Country’s Best-Kept Secret? D’Lee Keeps Raising the Bar with Every Song and ‘Everything Is Fine’ Might Be Her Best Yet

Everything Is Fine it’s one of the most emotionally honest country songs I’ve heard in a long time. It’s stripped down—just acoustic guitar, a touch of steel guitar here and there, and her voice front and center, carrying this whole weight of quiet emotion without ever getting dramatic or trying too hard.

The brilliance of the song is how it leans into that universal throwaway line—“I’m fine.” We all say it, we all hide behind it. And D’Lee just stays in that space, slowly unraveling everything we try to bury under small talk. Her voice has this really warm, slightly worn-out tone to it—like someone who’s been through some stuff but isn’t trying to make a big scene about it. There’s something incredibly disarming about how calm and vulnerable it all is. If you’ve heard her earlier songs like Kissing Frogs or Wonder Woman, this one feels even more personal. More mature, more grounded.

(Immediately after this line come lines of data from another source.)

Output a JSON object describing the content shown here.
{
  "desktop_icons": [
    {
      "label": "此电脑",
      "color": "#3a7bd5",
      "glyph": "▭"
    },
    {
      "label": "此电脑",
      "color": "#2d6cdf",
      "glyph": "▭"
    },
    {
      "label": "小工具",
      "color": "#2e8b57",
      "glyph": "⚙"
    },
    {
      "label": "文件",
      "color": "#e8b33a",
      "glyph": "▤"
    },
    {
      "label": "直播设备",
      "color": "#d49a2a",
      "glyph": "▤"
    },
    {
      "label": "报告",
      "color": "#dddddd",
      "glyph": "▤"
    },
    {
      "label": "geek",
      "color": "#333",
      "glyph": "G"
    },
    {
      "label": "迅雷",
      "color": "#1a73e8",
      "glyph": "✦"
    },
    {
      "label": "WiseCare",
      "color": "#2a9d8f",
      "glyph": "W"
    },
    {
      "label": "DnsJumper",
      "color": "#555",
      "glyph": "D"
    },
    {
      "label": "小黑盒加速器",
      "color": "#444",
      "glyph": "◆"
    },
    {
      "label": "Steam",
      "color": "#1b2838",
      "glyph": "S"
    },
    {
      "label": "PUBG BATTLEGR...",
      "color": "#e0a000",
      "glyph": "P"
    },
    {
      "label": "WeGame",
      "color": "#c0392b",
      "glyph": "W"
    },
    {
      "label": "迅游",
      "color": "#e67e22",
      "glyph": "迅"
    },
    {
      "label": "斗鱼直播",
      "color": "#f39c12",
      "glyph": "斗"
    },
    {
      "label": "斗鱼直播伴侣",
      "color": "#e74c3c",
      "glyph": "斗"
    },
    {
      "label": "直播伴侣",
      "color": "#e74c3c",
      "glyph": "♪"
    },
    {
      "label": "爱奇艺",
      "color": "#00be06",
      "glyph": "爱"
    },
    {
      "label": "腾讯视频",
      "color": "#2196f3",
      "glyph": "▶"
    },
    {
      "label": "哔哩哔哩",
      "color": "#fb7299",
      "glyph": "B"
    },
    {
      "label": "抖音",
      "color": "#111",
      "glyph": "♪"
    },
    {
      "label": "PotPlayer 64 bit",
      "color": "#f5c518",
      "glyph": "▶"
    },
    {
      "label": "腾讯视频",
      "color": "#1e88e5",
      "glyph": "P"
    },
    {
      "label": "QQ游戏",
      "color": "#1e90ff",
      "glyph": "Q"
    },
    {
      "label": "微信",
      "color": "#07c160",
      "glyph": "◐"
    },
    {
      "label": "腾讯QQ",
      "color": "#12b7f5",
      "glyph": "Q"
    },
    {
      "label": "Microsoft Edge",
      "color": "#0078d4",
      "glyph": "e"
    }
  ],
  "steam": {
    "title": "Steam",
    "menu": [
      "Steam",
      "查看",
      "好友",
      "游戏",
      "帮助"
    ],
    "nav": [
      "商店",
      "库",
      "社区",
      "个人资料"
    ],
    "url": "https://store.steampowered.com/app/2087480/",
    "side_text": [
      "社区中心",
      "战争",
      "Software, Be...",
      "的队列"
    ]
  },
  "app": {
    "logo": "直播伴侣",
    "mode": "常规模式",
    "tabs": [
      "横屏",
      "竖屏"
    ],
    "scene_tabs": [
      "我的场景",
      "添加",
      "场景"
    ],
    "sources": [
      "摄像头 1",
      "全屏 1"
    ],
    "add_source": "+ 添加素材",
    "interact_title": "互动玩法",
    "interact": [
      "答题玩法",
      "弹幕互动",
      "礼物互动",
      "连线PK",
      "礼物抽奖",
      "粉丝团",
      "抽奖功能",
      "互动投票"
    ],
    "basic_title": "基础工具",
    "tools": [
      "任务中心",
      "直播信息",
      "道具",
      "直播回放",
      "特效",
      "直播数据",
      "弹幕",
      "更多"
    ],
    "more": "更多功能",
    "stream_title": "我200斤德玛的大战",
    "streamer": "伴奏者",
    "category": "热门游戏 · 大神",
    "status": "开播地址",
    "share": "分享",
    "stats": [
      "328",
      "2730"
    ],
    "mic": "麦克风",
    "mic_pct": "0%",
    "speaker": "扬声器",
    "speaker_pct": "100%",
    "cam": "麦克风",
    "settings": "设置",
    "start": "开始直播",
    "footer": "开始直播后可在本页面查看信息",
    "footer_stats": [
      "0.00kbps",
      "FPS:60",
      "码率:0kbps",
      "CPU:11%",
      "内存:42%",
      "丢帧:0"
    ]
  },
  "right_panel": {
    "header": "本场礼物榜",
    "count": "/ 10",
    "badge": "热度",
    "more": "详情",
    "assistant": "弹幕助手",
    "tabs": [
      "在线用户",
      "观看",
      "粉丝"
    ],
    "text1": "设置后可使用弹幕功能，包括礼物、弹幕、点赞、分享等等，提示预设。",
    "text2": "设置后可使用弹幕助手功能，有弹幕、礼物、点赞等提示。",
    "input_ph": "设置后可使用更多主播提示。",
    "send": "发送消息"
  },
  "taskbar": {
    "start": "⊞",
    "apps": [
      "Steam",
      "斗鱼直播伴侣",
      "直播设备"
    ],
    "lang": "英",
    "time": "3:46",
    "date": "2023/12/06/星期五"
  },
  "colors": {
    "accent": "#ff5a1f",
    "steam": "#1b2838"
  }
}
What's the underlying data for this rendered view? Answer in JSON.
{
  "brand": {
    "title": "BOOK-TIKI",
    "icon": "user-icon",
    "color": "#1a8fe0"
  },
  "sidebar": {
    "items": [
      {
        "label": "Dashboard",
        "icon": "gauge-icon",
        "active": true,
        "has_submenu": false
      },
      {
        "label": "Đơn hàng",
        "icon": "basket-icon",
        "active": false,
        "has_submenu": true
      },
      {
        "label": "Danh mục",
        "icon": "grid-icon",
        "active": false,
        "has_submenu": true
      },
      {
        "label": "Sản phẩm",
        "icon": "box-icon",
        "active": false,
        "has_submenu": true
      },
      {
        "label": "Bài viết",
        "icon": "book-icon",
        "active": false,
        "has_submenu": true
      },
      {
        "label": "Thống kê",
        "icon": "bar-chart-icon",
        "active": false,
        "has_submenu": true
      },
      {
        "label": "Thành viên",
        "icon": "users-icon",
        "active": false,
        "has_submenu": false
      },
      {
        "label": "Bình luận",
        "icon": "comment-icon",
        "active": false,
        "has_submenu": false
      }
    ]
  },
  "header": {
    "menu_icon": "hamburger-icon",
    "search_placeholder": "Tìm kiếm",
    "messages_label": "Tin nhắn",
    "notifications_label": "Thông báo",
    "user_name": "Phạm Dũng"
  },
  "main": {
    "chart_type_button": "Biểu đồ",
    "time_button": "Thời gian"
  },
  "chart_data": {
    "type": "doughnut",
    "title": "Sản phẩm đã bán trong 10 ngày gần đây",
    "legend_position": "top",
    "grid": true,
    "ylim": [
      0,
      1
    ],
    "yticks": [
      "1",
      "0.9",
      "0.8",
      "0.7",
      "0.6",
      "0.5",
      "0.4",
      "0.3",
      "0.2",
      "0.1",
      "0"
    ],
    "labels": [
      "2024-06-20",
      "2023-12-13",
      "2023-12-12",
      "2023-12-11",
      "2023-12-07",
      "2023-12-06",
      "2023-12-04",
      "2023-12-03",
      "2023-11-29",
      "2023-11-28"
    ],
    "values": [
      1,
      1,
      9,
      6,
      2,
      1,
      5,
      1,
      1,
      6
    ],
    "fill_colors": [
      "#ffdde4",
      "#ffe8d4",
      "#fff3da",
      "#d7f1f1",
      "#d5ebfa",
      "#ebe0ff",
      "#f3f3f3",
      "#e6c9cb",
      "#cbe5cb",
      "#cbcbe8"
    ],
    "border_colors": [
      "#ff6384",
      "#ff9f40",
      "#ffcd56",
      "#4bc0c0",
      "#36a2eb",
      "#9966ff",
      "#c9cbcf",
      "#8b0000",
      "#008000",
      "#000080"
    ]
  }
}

Country music has always had room for the big voices, the flashy stories, the polished radio anthems. But every now and then, someone comes along who plays a slower, longer game. Someone who doesn’t flood the scene with headlines but lets the music do the talking. That’s what D’Lee’s doing.

She’s a dark horse in the country scene. The kind you don’t see coming until she’s already taken the lead. Quietly doing her thing, building a catalog that gets stronger with every release. A dark horse, yes — but one that could very well end up wearing the crown.